Upstream Latest Release

No

Additional environment details

No response

Additional information

Unrelated: you need to update https://github.com/containers/ramalama/blob/e1f8fb8b6bc808158c952146fe739ef802953c02/.github/ISSUE_TEMPLATE/bug_report.yaml?plain=1#L50.

Apr 23 '25 22:04 jlebon

Well noticed "rag" and "run" prompts are different @bmahabirbu has got this on his radar... @bmahabirbu is well equipped to comment on a lot of these queries

Apr 23 '25 22:04 ericcurtin

Hi @jlebon thanks for the questions hopefully my explanation's help!

The difference here is that under the hood RAG has to query the model serve, the rag database, and put an interactive shell on top of this. We're working on a feature that will address these differences by intercepting the llama.cpp server api endpoint to add the context and return the same interactive experience.
The model is slower because we are first querying the relevant information from the document vector database and then passing that as context to our model server. The context will be a few small chunks of the document that is relevant to the prompt based on semantic search. Even though the chunks are small they increase the total prompt size by a decent amount so queries can take longer depending on the hardware.
This was done by design! RAG allows only for questions to be answered about the documents being inputted only. You'll find all naive RAG implementation out there are like this. Any additional logic that aims to identify questions relating to the document vs without can not only increase the response time even more but also are prone to false negatives and so forth.

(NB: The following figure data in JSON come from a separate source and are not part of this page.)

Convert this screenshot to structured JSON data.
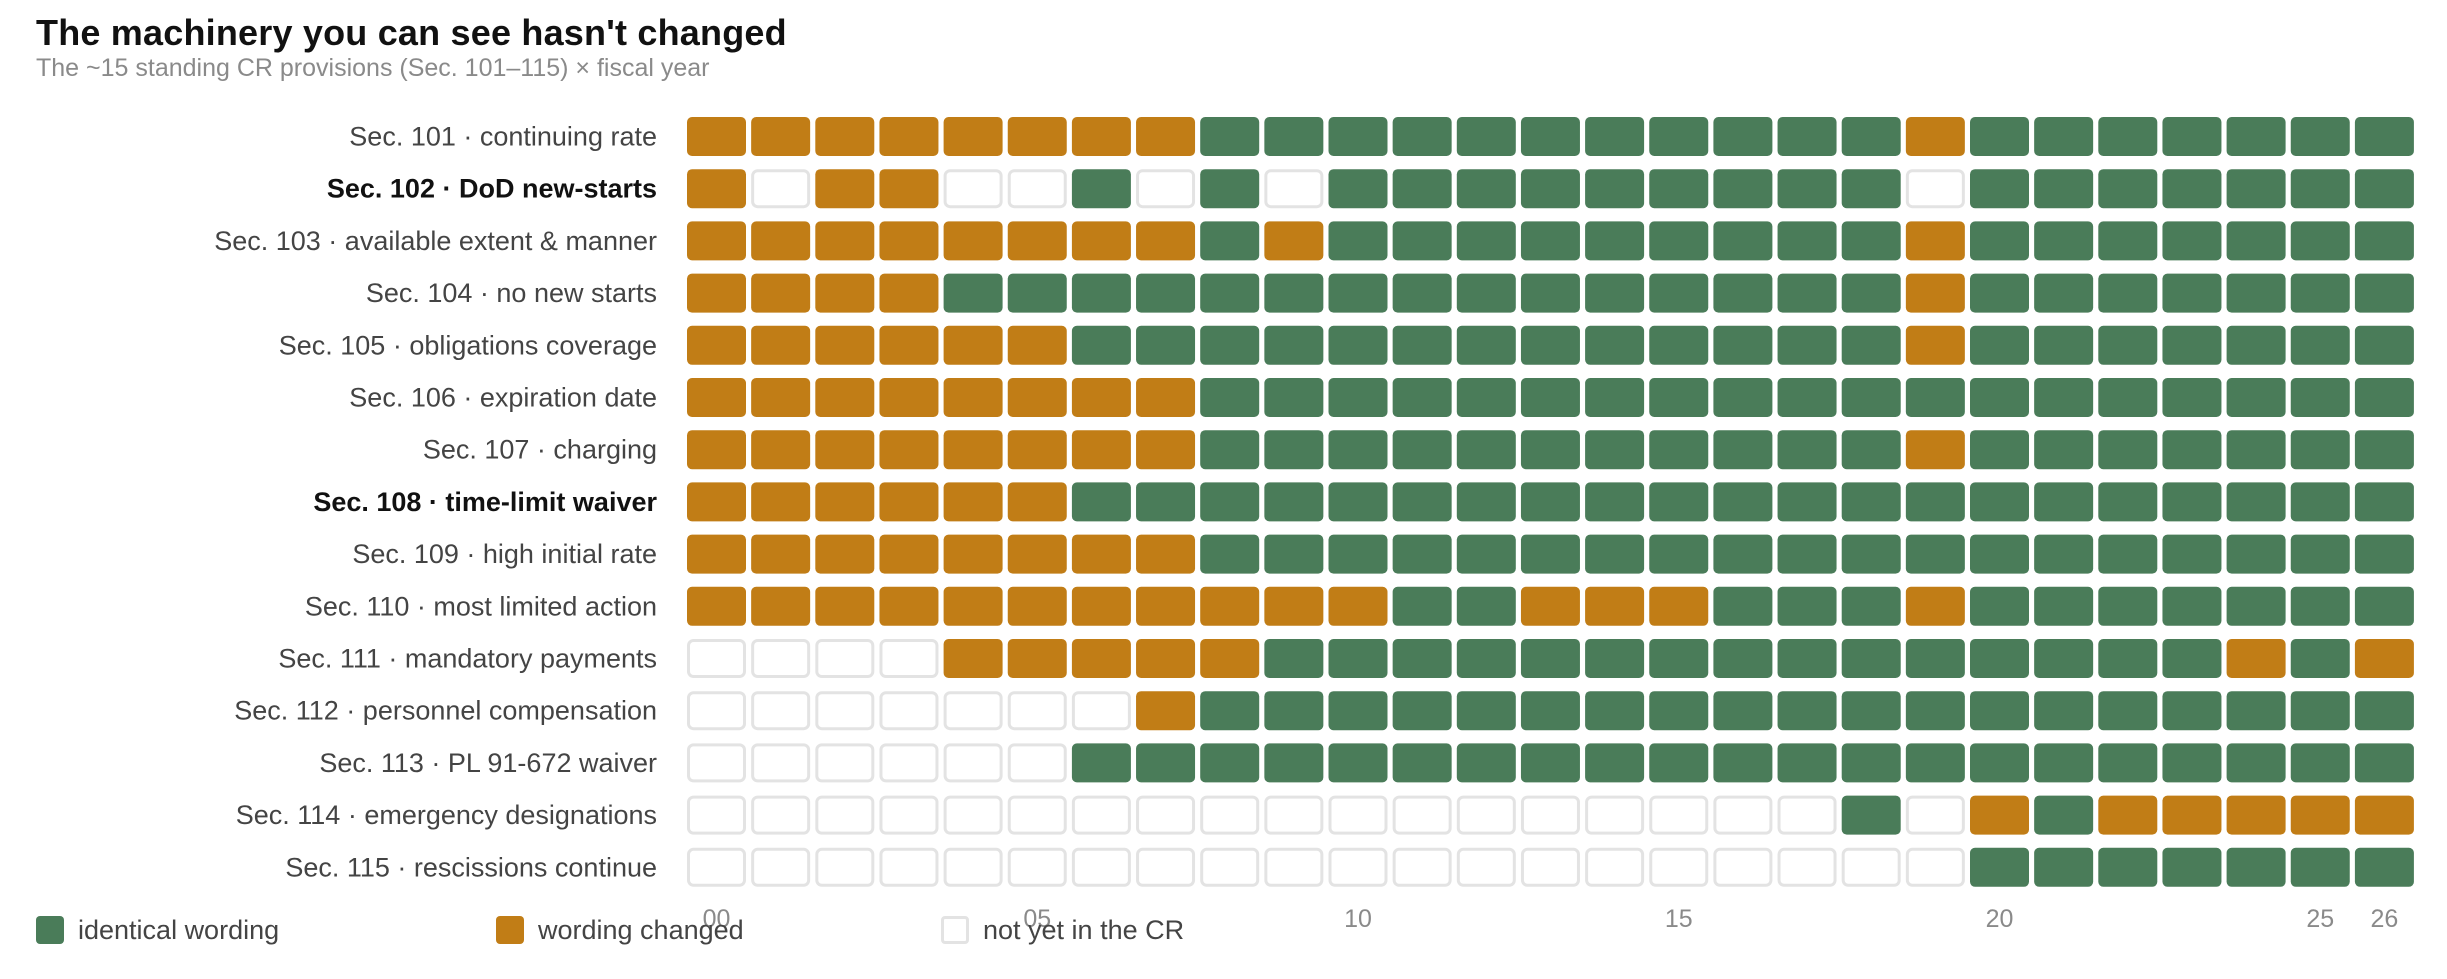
{
  "title": "The machinery you can see hasn't changed",
  "subtitle": "The ~15 standing CR provisions (Sec. 101–115) × fiscal year",
  "colors": {
    "same": "#4a7c59",
    "changed": "#c17d16",
    "absent_fill": "#ffffff",
    "absent_stroke": "#e3e3e3"
  },
  "legend": [
    {
      "key": "S",
      "label": "identical wording"
    },
    {
      "key": "C",
      "label": "wording changed"
    },
    {
      "key": "N",
      "label": "not yet in the CR"
    }
  ],
  "chart_data": {
    "type": "heatmap",
    "x_tick_labels": [
      "00",
      "05",
      "10",
      "15",
      "20",
      "25",
      "26"
    ],
    "x_tick_positions": [
      0,
      5,
      10,
      15,
      20,
      25,
      26
    ],
    "columns": 27,
    "rows": [
      {
        "label": "Sec. 101 · continuing rate",
        "bold": false,
        "cells": "CCCCCCCCSSSSSSSSSSSCSSSSSSS"
      },
      {
        "label": "Sec. 102 · DoD new-starts",
        "bold": true,
        "cells": "CNCCNNSNSNSSSSSSSSSNSSSSSSS"
      },
      {
        "label": "Sec. 103 · available extent & manner",
        "bold": false,
        "cells": "CCCCCCCCSCSSSSSSSSSCSSSSSSS"
      },
      {
        "label": "Sec. 104 · no new starts",
        "bold": false,
        "cells": "CCCCSSSSSSSSSSSSSSSCSSSSSSS"
      },
      {
        "label": "Sec. 105 · obligations coverage",
        "bold": false,
        "cells": "CCCCCCSSSSSSSSSSSSSCSSSSSSS"
      },
      {
        "label": "Sec. 106 · expiration date",
        "bold": false,
        "cells": "CCCCCCCCSSSSSSSSSSSSSSSSSSS"
      },
      {
        "label": "Sec. 107 · charging",
        "bold": false,
        "cells": "CCCCCCCCSSSSSSSSSSSCSSSSSSS"
      },
      {
        "label": "Sec. 108 · time-limit waiver",
        "bold": true,
        "cells": "CCCCCCSSSSSSSSSSSSSSSSSSSSS"
      },
      {
        "label": "Sec. 109 · high initial rate",
        "bold": false,
        "cells": "CCCCCCCCSSSSSSSSSSSSSSSSSSS"
      },
      {
        "label": "Sec. 110 · most limited action",
        "bold": false,
        "cells": "CCCCCCCCCCCSSCCCSSSCSSSSSSS"
      },
      {
        "label": "Sec. 111 · mandatory payments",
        "bold": false,
        "cells": "NNNNCCCCCSSSSSSSSSSSSSSSCSC"
      },
      {
        "label": "Sec. 112 · personnel compensation",
        "bold": false,
        "cells": "NNNNNNNCSSSSSSSSSSSSSSSSSSS"
      },
      {
        "label": "Sec. 113 · PL 91-672 waiver",
        "bold": false,
        "cells": "NNNNNNSSSSSSSSSSSSSSSSSSSSS"
      },
      {
        "label": "Sec. 114 · emergency designations",
        "bold": false,
        "cells": "NNNNNNNNNNNNNNNNNNSNCSCCCCC"
      },
      {
        "label": "Sec. 115 · rescissions continue",
        "bold": false,
        "cells": "NNNNNNNNNNNNNNNNNNNNSSSSSSS"
      }
    ]
  }
}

As of now its better to assume users who use the rag function want to ask question about the document thats being inputted.

An interesting thing to note is that right now model will output 'i dont know' depending on if the question doesn't relate enough to the document. But ive noticed instances where certain models couldnt find the answer even when asked a semi relevant question about the document. Maybe instead it should output 'I couldnt find the answer in the document' to be more clear!

Apr 24 '25 04:04 bmahabirbu

Converting to a discussion, Not sure if this gets better if we move to llama-stack and MCP communication with the RAG database.

Jul 22 '25 13:07 rhatdan